The UK economy is sliding into recession, relentlessly ahead of a cost-of-living crisis that will leave more than 5 million households with depleted savings by 2024, according to new forecasts from the National Institute of Economic and Social Research. .
The panel expects GDP to decline “slightly” in the second half of 2022 and the first quarter of 2023, but said Wednesday that the risks of a deeper recession are growing. It saw an “even chance” that GDP would be lower at the end of 2022 than the previous year.
He also said regional disparities were widening, with London ahead of the rest of the country.
Niesr called on the next prime minister to step up direct support for the poorest families, rather than prioritizing tax cuts, arguing that even if inflation slows next year, food and energy prices would remain at levels that would cause continued hardship for many people in 2024.
“Political uncertainty in Westminster is premature and will delay fiscal support by the millions,” Niesr said. She urged the government to increase its energy subsidy to low-income households and to increase subsidy payments for at least six months when regulated gas and electricity prices rose again in October.
The £ 200 billion in savings accumulated by some households during the pandemic could help support consumer spending in the second half of the year, Niesr said. But these have been distributed “very unevenly”, with the demand for overseas holidays “on the rise as millions of people are said to be struggling with the purchase of basic necessities.”

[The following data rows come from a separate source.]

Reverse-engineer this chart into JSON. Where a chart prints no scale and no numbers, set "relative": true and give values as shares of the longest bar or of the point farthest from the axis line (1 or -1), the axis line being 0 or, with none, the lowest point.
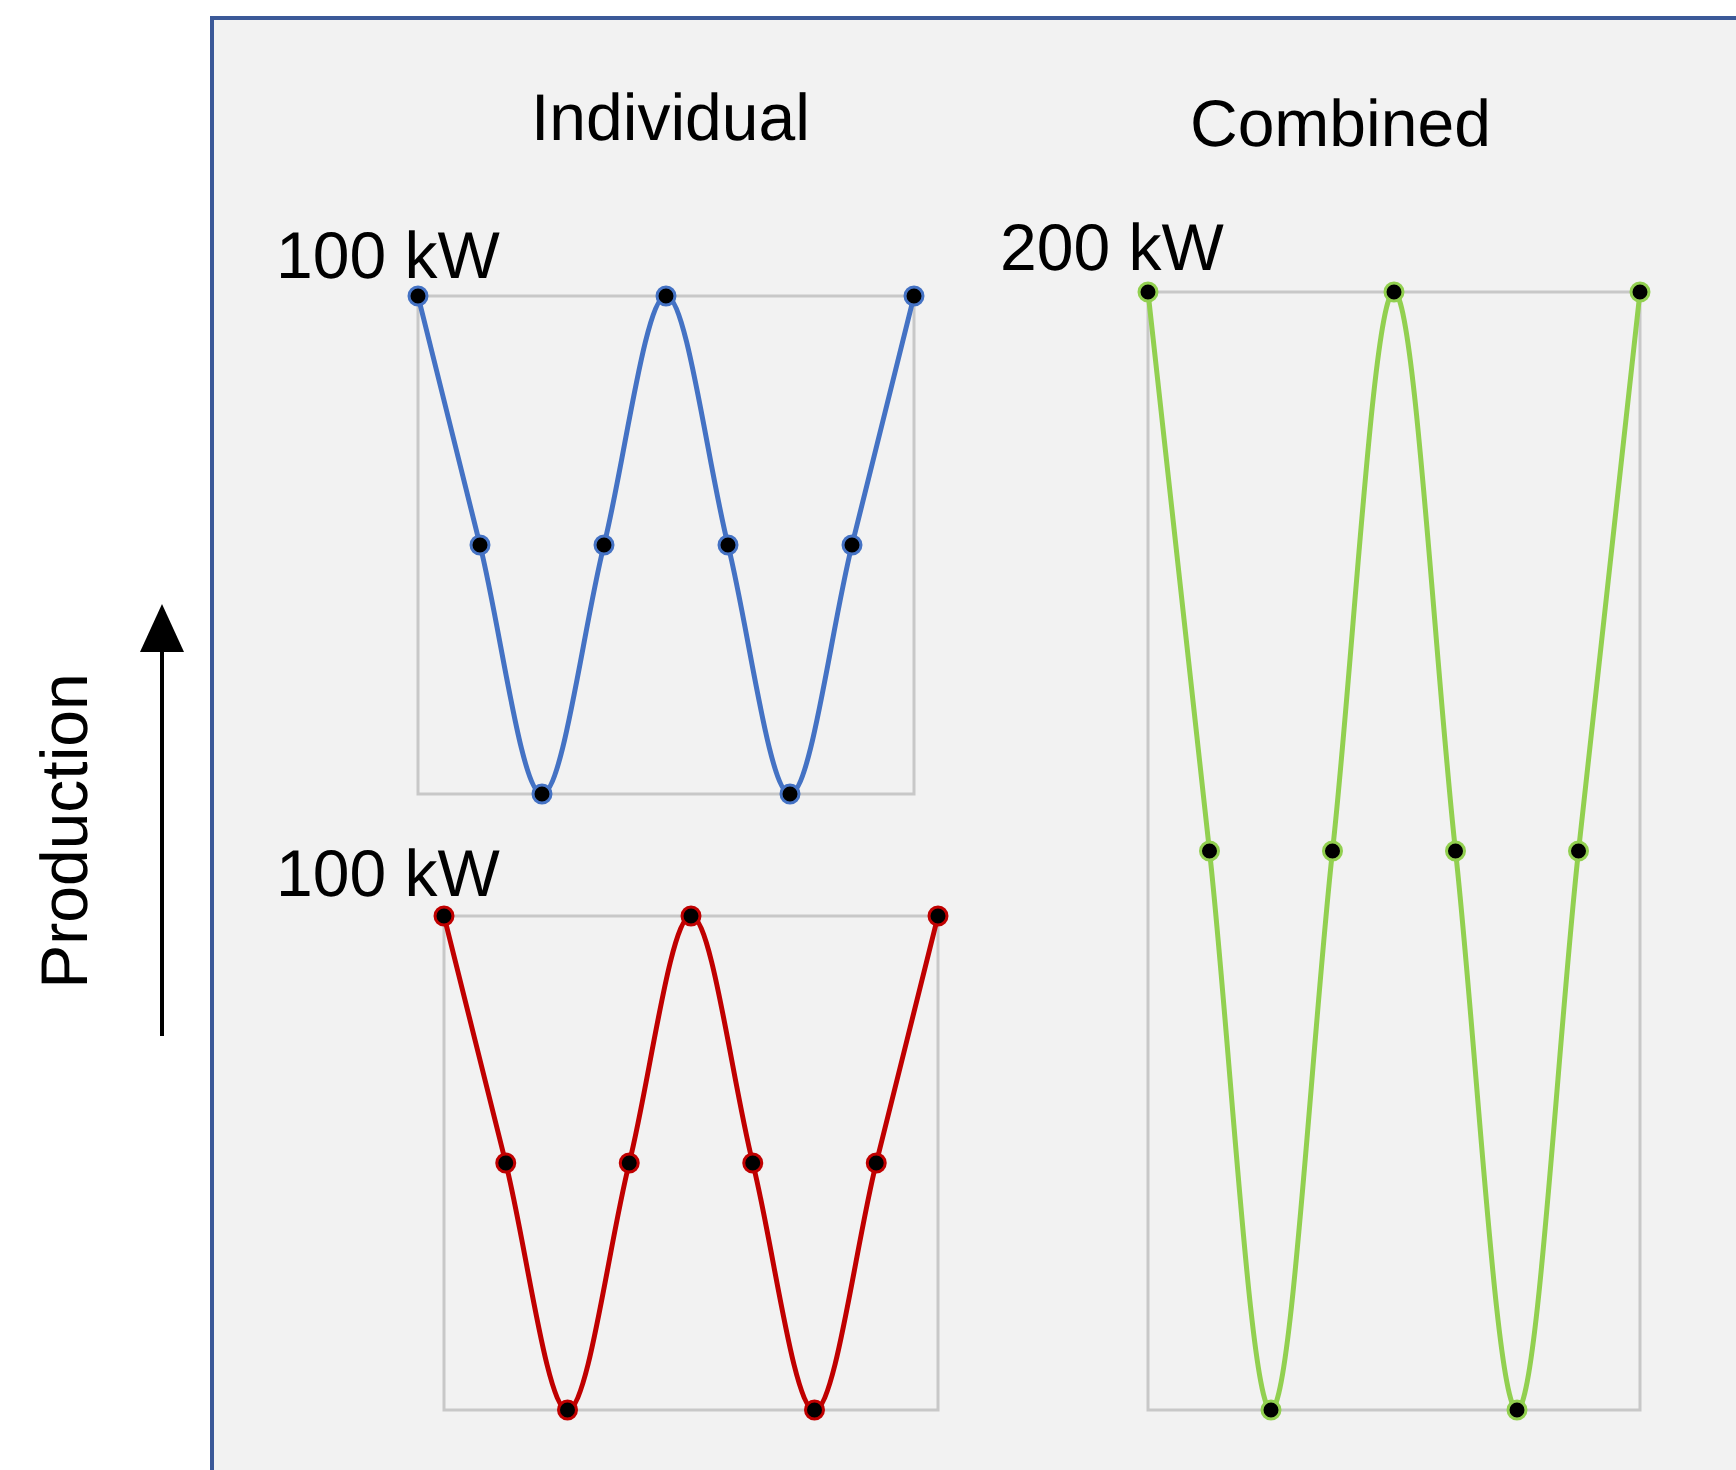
{
  "chart_data": [
    {
      "type": "line",
      "title": "Individual",
      "ylabel": "Production",
      "relative": true,
      "marker": "circle",
      "annotations": [
        "100 kW"
      ],
      "categories": [
        null,
        null,
        null,
        null,
        null,
        null,
        null,
        null,
        null
      ],
      "series": [
        {
          "color": "#4472c4",
          "values": [
            1,
            0.5,
            0,
            0.5,
            1,
            0.5,
            0,
            0.5,
            1
          ]
        }
      ]
    },
    {
      "type": "line",
      "relative": true,
      "marker": "circle",
      "annotations": [
        "100 kW"
      ],
      "categories": [
        null,
        null,
        null,
        null,
        null,
        null,
        null,
        null,
        null
      ],
      "series": [
        {
          "color": "#c00000",
          "values": [
            1,
            0.5,
            0,
            0.5,
            1,
            0.5,
            0,
            0.5,
            1
          ]
        }
      ]
    },
    {
      "type": "line",
      "title": "Combined",
      "relative": true,
      "marker": "circle",
      "annotations": [
        "200 kW"
      ],
      "categories": [
        null,
        null,
        null,
        null,
        null,
        null,
        null,
        null,
        null
      ],
      "series": [
        {
          "color": "#92d050",
          "values": [
            1,
            0.5,
            0,
            0.5,
            1,
            0.5,
            0,
            0.5,
            1
          ]
        }
      ]
    }
  ]
}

The panel predicts that the number of households with no savings to rely on will double to 5.3 million by 2024, with nearly 7 million households living from one paycheck to the next with savings worth less than two months. of disposable income.
More than 1 million families could experience severe poverty, Niesr added, with food and energy bills exceeding their disposable income and forcing them “to choose between eating and heating” or to turn to loan sharks.
“There is no substitute for continued targeted welfare,” Niesr said, noting that the conservative party leadership race had focused on tax cuts rather than the “urgent need to continue supporting the most vulnerable.”
He also said the government should use part of its fiscal space to raise public sector pay according to the needs of individual sectors, rather than “with an eye on inflation”, arguing that public services were generally provided without a price, so it did not directly feed consumer price inflation.
The panel accused both the Bank of England and the government of allowing high inflation to rise, arguing that premature fiscal tightening had left monetary policymakers “reluctant to raise rates with demand. still fragile “.
Stephen Millard, Niesr’s deputy director of macroeconomics, said it is now up to “the monetary policy committee to make sure inflation falls next year and the new chancellor to support the most affected households.”